A Prom That Misfired
BBC Prom, Royal Albert Hall
7 August 2024
Music by Schumann, Sibelius, Hans Abrahamsen, and Tchaikovsky
- Stefan Dohr (Horn)
- BBC Philharmonic Orchestra
- John Storgårds (Conductor)
There are not many occasions when the programming at the Proms comes up with a misconception, but this was one of them. The first half held three very average works that Storgårds and the Salford-based BBC PO were not inspired enough to invest with greater quality. Schumann’s Genoveva Overture is one of his few really dull pieces: workmanlike at best. Sibelius was at his most gloomy in his tone poem about Pohjola’s Daughter, a story of an old wizard infatuated by a young woman who (not surprisingly) tells him to get lost. The music requires a conductor with an idea of how to unlock an elusive sense of shape and direction, and sadly Storgårds did not manage to find the key. By the time Hans Abrahamsen’s Horn Concerto, premiered in 2020 by the same soloist, took its turn, the mood in the hall was subdued.

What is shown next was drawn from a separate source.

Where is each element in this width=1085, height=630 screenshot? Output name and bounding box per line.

Sadly, neither the concerto nor Stefan Dohr did much to raise the spirits. The music starts statically and goes no great distance in 20 minutes, and I doubt if other horn players will take the trouble to add it to their repertoire. The horn part consists of a succession of long notes, rarely breaking into a trot. The hope that these might lead to something more interesting proved to be forlorn. In the slow-moving monochrome textures, it did not help that Dohr’s accuracy was not always reliable, and the orchestra was given nothing much to get their teeth into. There are some wonderful composers writing at the moment. On this showing, I cannot claim that Abrahamsen is one of them. The interval drink came as a welcome relief.
That, then, left Tchaikovsky’s Fourth Symphony to rescue the evening in the second half, and thank heavens it did, but only to an extent. This is music the BBC PO knows well and is at home in. The string pizzicato third movement is always the test of an orchestra’s mettle, and in this, the playing was attentive and compelling; Storgårds was far more expressive when he put down his baton and just used his fingers to draw out the phrasing. Even so, though, the other movements were efficient rather than remarkable under his direction. There was too little attention paid to the blending in the woodwind, and too many small lapses in string and horn ensemble. Storgårds supplies energy and heft, but too often he looks at his music stand, not the players, and so their contributions become isolated, particularly between flute, clarinet, and oboe. The passion was there, but the iridescent detail of Tchaikovsky’s orchestration remained unrevealed.